Nowy wypasiony gmach Sądu Rejonowego w Nowym Sączu z podziemnym parkingiem i patio[ZDJĘCIA]
Na placu budowy praca wre. Gmach jest już gotowy, teraz wykańczane jest jego wnętrze. Sąd rejonowy, którego agendy i wydziały rozrzucone są po całym mieście, do nowej siedziby przeniesie się w grudniu.
- Jeszcze przed świętami Bożego Narodzenia gotowe powinno być pozwolenie na użytkowanie obiektu - mówi Józef Kiełbasa, dyrektor Sądu Rejonowego w Nowym Sączu. - Teraz wreszcie wszystko będzie w jednym, a nie trzech różnych budynkach. Z siedziby przy ulicy Pijarskiej zostanie przeniesiony do nowego budynku wydział ksiąg wieczystych, wydział cywilny, kierownictwo sądu i administracja. Opuścimy też pomieszczenia przy Strzeleckiej i wynajmowany lokal przy ulicy Mickiewicza, gdzie mieści się wydział rodzinny - zapowiada dyrektor Kiełbasa.
Nowy budynek ma osiem tysięcy metrów kwadratowych powierzchni użytkowej. Znajdzie się w nim między innymi osiemnaście sal rozpraw i gabinety dla sędziów.Gmach ma cztery kondygnacje, w tym jedną pod ziemią, z parkingiem parking dla pracowników sądu.
Na zewnątrz budynku jest blisko sto miejsc parkingowych dla petentów.
Jest też ogromny wewnętrzny dziedziniec, który po obsadzeniu roślinami zamieni się w patio.
Wewnątrz gmachu odbywa się powoli wielkie sprzątanie. Na ostatnim piętrze pomieszczenia są już gotowe do przeprowadzki.
Na niższych piętrach montowana jest jeszcze wentylacja budynku i systemy związane z bezpieczeństwem.
Na wykończanie czeka jeszcze ogromny przestronny hol na parterze.
- Powoli będziemy zaczynać meblowania pomieszczeń. Mówię o salach rozpraw, e-protokole i innych systemach, które pomogą w przyjmowaniu petentów –mówi Józef Kiełbasa i dodaje, że na przeprowadzce wszyscy zyskają.
- Niektórzy utyskiwali, że wyprowadzamy sąd poza centrum miasta, ale przecież takiej inwestycji z komfortowym dojazdem i dużym parkingiem w obrębie rynku nie udałoby się zrealizować.

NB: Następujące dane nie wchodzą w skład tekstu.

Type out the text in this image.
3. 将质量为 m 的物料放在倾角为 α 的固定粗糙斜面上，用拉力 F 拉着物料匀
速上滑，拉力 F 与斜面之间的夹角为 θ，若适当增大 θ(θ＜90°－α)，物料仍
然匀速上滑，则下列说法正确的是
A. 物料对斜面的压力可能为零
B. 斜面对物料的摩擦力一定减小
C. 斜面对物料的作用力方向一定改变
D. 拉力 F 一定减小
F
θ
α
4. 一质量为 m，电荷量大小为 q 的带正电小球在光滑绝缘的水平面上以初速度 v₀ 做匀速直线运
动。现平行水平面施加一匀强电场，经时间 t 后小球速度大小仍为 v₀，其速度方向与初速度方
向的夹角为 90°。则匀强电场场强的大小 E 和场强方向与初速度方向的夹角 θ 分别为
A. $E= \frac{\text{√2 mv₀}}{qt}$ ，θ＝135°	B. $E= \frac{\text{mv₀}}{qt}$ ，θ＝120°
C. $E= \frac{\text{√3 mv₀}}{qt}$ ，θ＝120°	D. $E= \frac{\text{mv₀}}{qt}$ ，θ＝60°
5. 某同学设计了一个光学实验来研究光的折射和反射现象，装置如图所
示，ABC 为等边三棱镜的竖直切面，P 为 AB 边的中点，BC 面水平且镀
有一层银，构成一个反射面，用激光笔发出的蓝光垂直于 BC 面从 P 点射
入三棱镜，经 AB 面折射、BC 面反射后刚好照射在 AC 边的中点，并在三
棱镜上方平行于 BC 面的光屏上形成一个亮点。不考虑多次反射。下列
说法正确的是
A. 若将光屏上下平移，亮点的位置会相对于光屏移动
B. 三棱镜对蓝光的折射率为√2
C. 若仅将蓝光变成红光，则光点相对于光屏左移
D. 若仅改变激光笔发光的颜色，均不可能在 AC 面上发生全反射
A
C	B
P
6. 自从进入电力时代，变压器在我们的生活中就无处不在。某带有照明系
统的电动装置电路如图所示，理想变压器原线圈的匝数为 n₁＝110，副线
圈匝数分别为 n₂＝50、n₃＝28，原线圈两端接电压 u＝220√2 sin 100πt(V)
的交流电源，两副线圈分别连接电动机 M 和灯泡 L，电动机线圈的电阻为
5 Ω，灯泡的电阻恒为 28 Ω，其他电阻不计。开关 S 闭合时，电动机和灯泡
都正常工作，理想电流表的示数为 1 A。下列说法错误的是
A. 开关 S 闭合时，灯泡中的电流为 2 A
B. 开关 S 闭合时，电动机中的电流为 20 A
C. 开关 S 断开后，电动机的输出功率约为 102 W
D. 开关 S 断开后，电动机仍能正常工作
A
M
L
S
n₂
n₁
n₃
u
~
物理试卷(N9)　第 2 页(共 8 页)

Budowa gmachu sądu w Nowym Sączu to pionierska w skali kraju inwestycja realizowana formule partnerstwa publiczno-prywatnego. Koszty przedsięwzięcia ponoszą wspólnie, należący do skarbu państwa Bank Gospodarstwa Krajowego i warszawska spółka Warbud, która wzięła na swoje barki zaprojektowanie i wybudowanie nowej siedziby sądu. Po zrealizowaniu inwestycji będzie zarządzać budynkiem przez dwudzieścia lat. Jako partner prywatny od Skarbu Państwa będzie otrzymywać tak zwaną opłatę za dostępność.Po zakończeniu tego okresu, nieruchomość wraz z budynkiem sądowym, zostanie przekazana do dyspozycji trwałemu zarządcy, czyli Sądowi Okręgowemu.